May 4, 2017 - “The world as I know it will never be the same!”

This was the thought running through my head as I wrapped up the last section of the mechanical aptitude test, so sure of myself that I had passed. I had grown tired of sorting boards, flipping cants, operating tilt gates, and had decided that I would sign the next apprenticeship posting when it became available. I was about 22 years old, had done various jobs on the mill production floor and knew I needed a change. As a high school dropout, I didn’t have a lot of options in front of me either.

May 4, 2017  By Josh Penner

Thankfully I passed the test and got started in the filing room about two weeks later. Up until this point I had never really set foot in a saw shop, my only real experience was calling for a saw change when I jammed too many boards in my edger, or noticed a lot of marks on the sides of the cant whilst band tailing. I also had noted that they seemed to not have many duties outside, which was a big positive because in this area stretches of -40 C during the winter are not uncommon.

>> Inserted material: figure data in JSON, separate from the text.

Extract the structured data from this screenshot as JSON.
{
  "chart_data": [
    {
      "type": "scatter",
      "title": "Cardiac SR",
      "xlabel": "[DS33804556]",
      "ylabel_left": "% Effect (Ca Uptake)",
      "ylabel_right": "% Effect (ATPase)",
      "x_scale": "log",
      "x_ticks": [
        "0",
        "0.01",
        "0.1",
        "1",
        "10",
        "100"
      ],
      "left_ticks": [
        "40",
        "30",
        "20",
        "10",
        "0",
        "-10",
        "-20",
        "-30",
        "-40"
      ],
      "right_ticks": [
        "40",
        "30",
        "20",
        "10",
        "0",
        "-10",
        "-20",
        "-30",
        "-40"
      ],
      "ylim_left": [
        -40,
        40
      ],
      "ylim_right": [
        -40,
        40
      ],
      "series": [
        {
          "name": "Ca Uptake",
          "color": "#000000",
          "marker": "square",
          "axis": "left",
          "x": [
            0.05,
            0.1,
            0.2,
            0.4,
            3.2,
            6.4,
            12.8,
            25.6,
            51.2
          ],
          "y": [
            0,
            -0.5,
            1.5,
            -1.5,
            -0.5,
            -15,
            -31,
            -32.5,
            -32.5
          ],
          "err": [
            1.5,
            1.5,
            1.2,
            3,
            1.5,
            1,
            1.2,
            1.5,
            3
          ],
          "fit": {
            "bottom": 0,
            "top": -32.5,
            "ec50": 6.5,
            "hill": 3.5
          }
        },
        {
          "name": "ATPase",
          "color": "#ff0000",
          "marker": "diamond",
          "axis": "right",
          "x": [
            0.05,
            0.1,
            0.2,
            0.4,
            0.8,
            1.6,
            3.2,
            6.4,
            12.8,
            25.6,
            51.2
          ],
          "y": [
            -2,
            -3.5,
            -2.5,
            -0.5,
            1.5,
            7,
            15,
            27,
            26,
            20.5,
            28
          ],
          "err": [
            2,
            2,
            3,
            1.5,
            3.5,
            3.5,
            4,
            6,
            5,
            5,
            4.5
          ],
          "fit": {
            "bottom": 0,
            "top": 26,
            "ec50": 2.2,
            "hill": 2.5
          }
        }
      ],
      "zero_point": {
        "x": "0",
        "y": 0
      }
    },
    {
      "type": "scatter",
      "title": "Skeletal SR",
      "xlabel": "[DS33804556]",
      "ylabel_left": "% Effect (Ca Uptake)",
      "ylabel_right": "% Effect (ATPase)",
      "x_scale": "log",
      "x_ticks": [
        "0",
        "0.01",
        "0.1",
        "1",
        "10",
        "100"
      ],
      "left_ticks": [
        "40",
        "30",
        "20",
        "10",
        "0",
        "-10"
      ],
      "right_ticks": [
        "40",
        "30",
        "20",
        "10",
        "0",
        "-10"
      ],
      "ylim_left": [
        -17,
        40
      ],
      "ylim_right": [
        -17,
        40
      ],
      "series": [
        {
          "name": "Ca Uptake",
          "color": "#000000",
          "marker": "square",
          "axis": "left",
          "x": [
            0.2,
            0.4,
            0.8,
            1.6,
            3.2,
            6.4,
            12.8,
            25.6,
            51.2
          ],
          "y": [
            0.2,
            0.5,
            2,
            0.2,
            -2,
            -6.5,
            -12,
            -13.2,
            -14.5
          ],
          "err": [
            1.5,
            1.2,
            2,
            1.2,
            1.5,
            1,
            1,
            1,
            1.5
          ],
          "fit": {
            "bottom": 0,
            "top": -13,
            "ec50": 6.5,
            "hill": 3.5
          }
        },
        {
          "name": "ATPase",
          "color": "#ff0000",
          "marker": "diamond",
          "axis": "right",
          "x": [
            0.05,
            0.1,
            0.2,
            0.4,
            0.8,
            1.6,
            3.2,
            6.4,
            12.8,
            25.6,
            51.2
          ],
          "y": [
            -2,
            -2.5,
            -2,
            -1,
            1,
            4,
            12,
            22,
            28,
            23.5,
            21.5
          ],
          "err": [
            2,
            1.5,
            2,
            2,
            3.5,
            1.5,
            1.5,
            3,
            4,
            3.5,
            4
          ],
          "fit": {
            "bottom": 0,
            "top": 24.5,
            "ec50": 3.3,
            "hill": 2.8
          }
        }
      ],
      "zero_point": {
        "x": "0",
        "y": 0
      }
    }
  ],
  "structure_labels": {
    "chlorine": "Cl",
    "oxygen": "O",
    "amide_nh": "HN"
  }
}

My first two or three months were spent in the guide room, where I sharpened knives for the canters and edgers, milled guides and scurried downstairs when a saw change was called. I soon found that if I completed my tasks quickly enough, I was able to get some training fitting band saws (where I passed the mustard test by swaging and shaping by myself without stopping for the entire saw). After gaining the confidence of the older filers, I was able to get training on benching circular saws. I did this combination of round saws and guides for the next year or so, before moving to band saws. With the guidance of the senior filer working on night shift with me, I began to learn how to bench band saws. Within a month I had the opportunity to fill in for the benchman when he went on holidays. Within about 18 months of starting in the filing room I was blessed with the opportunity to receive training and experience and to spend time at all the various jobs.

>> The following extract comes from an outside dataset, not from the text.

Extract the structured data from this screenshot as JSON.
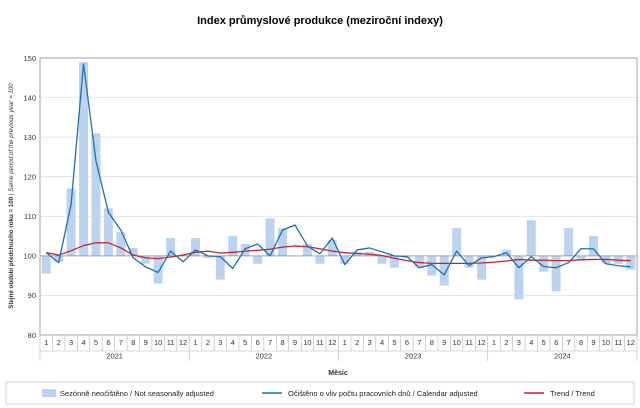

In 2013 I able to get the position of chargehand, and working under the head filer expanded my roles into that of leadership and mentoring. At the time I was 26, so it was a huge undertaking for me, but I appreciated the opportunity given to me. I continued in this role over the next two years, during which time we received new equipment for the band saw area; a Vollmer RC-110 auto bench and two CA-210 Vollmer CNC grinders. These machines presented us with a large learning curve, but pay off was amazing. It allowed us to do more tasks with the same amount of staff, produce an even better quality saw for the mill, and gave us the exposure to next-level technology that we will continue to pursue.

In 2015, I succeeded the previous head filer, and took on the role permanently. With the help of senior filers in my company, I have enjoyed my time thus far as head filer. It has allowed me the chance to travel, work with other mills, new technology, and more importantly play a role in the mentorship of the new filers coming into the trade. I look forward to many more years in the saw trade; there are always new techniques to learn and new technology to advance the filing room. Although I have not been around as long as some in this industry, if given the chance to start over I would do it again.


Josh Penner is the head filer for Chetwynd West Fraser in British Columbia and a graduate of the Thompson Rivers University saw trades program in Williams Lake, B.C.